Published on November 18, 2013 | by Kate Jackson0
Back to the 60s with Pop Art Exhibition
Bright colours, bold prints and polka dots spring to mind when somebody mentions Pop Art, and the Barbican’s art and design exhibition won’t disappoint if that is what you’re after.
This exhibition, which is the first of its kind, shows both art and design works.
It takes you back to the 1960s in full swing, showcasing more than 200 pieces of work by more than 70 artists and designers, including Peter Blake and Pauline Boty.
It is an amazing opportunity to explore the exciting and explosively colourful world of the Pop Art movement and learn more about the way it transformed the world by challenging convention.
Pop Art explores the fascination and obsession with celebrity, commodities and the magnitude of mass culture and the media; all topics which we can all still relate to today.
The trend began in Britain and America in the mid 1950s and came to prominence in the 60s with works such as Warhol’s Campbell’s Soup Cans and Lichtenstein’s prints.
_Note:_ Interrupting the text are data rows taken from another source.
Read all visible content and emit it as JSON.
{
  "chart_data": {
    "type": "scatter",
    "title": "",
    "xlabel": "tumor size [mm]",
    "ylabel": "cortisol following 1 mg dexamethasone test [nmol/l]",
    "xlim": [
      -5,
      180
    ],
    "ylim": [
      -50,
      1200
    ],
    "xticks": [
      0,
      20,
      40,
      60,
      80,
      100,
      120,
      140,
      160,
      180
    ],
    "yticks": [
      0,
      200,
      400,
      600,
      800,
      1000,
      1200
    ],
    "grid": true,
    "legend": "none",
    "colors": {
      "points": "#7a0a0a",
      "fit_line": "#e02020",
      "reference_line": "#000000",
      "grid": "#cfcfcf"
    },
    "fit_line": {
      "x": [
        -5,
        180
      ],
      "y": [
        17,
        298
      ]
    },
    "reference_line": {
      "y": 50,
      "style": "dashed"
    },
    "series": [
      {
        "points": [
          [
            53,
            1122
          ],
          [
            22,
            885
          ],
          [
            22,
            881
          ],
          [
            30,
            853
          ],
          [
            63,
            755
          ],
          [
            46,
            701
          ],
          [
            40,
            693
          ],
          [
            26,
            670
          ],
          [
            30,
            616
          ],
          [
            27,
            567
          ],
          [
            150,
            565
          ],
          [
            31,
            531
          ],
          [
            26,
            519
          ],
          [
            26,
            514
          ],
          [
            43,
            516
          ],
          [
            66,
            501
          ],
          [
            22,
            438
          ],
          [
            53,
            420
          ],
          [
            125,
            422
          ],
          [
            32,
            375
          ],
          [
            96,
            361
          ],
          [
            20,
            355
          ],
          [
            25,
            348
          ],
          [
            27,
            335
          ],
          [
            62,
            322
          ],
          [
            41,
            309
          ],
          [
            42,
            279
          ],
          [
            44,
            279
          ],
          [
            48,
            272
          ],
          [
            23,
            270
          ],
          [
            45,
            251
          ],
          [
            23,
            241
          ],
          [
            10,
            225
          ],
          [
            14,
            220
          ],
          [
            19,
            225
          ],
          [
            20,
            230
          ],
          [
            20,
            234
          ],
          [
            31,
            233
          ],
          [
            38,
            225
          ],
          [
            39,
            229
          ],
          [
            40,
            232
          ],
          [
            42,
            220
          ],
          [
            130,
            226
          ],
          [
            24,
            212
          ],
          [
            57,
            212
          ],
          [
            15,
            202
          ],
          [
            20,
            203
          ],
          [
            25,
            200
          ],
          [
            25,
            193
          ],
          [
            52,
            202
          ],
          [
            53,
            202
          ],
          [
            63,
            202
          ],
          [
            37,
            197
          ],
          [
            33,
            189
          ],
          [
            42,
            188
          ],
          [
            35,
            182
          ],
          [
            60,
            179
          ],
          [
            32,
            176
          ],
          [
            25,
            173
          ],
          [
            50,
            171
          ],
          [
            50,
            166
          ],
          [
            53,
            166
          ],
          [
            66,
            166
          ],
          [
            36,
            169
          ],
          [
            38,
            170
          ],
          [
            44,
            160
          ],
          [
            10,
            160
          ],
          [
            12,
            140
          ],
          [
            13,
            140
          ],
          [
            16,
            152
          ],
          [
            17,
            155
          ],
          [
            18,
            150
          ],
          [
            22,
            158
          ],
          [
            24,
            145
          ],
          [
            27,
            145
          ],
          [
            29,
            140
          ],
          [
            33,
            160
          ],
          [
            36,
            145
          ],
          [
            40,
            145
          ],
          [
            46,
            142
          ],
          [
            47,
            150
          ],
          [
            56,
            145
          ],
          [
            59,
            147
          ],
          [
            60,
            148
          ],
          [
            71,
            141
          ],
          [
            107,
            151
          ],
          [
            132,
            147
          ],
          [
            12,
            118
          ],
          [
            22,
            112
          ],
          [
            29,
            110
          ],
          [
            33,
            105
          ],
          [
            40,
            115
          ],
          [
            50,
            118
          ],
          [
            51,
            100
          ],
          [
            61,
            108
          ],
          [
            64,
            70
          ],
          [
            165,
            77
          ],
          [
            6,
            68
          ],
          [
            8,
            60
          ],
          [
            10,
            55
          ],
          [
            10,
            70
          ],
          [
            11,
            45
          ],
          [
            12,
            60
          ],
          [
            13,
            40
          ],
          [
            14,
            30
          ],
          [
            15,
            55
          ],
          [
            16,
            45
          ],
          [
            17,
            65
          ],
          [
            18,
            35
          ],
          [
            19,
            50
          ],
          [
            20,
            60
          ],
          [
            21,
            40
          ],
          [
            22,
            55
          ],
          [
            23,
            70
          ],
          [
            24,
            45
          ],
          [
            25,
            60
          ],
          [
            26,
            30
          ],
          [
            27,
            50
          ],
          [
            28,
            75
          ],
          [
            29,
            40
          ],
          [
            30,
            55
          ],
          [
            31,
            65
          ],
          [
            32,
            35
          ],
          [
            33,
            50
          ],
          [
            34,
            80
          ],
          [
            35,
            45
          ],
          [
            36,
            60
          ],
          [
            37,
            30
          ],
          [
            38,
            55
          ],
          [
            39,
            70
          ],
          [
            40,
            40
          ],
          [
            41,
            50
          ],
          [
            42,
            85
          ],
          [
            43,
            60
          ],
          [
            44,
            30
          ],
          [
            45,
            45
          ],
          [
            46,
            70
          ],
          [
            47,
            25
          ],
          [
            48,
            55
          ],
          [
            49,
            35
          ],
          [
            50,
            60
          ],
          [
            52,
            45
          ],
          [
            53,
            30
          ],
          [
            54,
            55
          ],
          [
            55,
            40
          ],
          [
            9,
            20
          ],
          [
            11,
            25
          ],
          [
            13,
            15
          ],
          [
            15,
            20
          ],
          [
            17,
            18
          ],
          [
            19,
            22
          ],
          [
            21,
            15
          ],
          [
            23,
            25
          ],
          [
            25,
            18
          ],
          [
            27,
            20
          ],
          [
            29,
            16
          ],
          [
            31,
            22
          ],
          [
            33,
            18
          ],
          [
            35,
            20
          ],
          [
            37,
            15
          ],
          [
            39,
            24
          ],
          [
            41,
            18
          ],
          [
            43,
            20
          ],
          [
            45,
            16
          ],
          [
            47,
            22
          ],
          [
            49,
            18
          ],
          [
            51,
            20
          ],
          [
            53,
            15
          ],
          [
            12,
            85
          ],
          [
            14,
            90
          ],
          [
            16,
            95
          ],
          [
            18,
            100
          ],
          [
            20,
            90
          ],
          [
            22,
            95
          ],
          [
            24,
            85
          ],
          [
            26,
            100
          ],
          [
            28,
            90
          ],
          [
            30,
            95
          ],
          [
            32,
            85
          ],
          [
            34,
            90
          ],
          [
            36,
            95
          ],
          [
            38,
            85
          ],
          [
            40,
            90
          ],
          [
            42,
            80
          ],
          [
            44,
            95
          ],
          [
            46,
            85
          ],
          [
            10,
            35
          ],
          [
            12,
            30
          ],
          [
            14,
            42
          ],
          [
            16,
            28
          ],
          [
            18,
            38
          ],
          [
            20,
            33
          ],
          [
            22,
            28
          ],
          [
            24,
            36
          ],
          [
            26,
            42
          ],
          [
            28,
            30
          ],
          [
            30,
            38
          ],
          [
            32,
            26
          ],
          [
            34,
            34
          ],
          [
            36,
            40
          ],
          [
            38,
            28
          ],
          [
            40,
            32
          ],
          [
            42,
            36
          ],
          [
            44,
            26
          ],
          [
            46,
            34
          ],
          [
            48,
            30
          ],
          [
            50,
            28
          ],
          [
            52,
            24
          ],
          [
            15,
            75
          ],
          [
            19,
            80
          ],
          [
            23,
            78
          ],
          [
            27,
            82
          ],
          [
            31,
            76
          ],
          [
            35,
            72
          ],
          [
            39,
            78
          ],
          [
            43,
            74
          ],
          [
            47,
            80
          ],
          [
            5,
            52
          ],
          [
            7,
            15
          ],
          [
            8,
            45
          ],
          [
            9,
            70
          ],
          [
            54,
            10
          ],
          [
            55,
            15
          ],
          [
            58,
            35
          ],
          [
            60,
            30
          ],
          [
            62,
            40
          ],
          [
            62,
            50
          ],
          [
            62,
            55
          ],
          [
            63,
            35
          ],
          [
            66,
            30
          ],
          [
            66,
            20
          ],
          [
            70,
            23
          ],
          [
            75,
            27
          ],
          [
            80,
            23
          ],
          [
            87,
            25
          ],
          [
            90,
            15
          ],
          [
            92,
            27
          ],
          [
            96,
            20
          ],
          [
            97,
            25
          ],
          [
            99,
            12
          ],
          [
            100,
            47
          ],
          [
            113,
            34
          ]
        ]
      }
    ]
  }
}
These challenged the conventional, traditional forms of fine art by employing the use of ordinary and mundane materials and by combining art with design, helping to lead the way to the movement which is known today as ‘Postmodern art.’
The Barbican exhibition gives a fresh and fascinating insight into the story of the development and the rise of Pop Art.
The paintings and sculptures featured will blow you away with their boldness and colour; Evelyne Axell’s Ice Cream is a mesmerising image.
The fact that design pieces are included is a definite plus; there are some seriously cool pieces of furniture to gaze at.
Works such as the 1970s Bocca sofa (which is shaped like a huge glowing pair of red lips) and Panton’s Heart Shaped Cone Chair help to highlight and express the playful and fun nature of the era.
This exhibition will overwhelm you in the best possible way; it is a treat for the senses and a chance to see the world through kaleidoscope eyes.
The Pop Art Design Exhibition runs from October 22 – February 9. Admission is £12, £8 with a student card.